Ploughs and Stars – Frank McNally on the furloughed furrows of October 2020

An Irishman’s Diary

“I doubt there have been any actual ploughs in Boris Johnson’s life.” Photograph: Jack Hill/AFP
“I doubt there have been any actual ploughs in Boris Johnson’s life.” Photograph: Jack Hill/AFP

In the Methuen Book of Poems for Every Day, the month of October opens with a verse about ploughing. Well, sort of: It’s Patrick Kavanagh’s October, and is really about spiritual rebirth in late middle age. But the closing lines evoke a memory of youth and autumns past: “It is October all over my life and the light is staring/As it caught me once in a plantation by the fox coverts./A man is ploughing ground for winter wheat/And my nineteen years weigh heavily on my feet.”

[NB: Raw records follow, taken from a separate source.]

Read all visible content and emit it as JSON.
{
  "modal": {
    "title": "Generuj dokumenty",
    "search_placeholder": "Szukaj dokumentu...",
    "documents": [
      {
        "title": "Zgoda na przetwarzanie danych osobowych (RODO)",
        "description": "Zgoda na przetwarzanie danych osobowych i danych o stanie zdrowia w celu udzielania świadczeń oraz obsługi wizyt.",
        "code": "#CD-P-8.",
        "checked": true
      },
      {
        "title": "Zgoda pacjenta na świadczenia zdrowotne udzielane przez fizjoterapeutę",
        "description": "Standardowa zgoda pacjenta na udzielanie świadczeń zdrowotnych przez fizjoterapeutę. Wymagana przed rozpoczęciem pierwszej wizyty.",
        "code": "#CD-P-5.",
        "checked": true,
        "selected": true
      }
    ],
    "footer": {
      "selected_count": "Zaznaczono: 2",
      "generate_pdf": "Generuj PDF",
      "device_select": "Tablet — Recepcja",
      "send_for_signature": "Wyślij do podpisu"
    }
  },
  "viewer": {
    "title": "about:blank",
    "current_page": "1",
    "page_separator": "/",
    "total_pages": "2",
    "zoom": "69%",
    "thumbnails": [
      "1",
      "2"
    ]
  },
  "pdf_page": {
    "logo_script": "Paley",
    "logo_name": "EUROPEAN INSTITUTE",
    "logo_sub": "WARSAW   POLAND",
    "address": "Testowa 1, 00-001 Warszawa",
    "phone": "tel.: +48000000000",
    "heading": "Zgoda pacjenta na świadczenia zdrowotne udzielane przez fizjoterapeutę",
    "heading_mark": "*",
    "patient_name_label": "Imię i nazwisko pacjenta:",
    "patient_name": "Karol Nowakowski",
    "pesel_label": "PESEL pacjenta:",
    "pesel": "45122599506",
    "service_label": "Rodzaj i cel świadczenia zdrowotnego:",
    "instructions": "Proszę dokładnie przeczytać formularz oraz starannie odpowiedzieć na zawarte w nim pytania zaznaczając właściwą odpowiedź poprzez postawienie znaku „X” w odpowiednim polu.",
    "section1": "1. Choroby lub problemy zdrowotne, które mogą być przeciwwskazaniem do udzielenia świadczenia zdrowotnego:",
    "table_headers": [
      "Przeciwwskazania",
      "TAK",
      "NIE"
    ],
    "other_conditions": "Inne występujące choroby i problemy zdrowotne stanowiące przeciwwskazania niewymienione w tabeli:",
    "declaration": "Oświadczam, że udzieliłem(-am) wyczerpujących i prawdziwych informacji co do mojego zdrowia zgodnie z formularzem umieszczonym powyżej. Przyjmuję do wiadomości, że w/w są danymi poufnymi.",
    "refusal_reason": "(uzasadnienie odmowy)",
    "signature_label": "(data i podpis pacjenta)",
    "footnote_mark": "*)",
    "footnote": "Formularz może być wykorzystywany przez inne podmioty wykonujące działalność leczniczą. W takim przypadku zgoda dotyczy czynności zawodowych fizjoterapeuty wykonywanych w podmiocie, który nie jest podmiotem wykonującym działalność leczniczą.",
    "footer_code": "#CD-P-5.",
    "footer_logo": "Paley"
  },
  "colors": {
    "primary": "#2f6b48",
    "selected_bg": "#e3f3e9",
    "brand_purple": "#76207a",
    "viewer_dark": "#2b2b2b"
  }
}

It is October all over everyone's life these days with, regardless of age, Covid-19 weighing heavily on our feet.  Not even ploughing has escaped, it seems. The big trade show that accompanies the National Ploughing Championships had been long ago called off, for obvious reasons. But the actual competitions were still to go ahead until recently. Ploughing is well suited to social distancing, after all. They don't call them "lonely furrows" for nothing.

Alas, I see from this week’s Farmer’s Journal that the new restrictions imposed on Donegal have persuaded organisers to call the competitions off too. Thus another great annual event bites the dust. And now Covid has even undermined a popular phrase meaning to persist with something, however difficult. I mean, of course, “Plough on.”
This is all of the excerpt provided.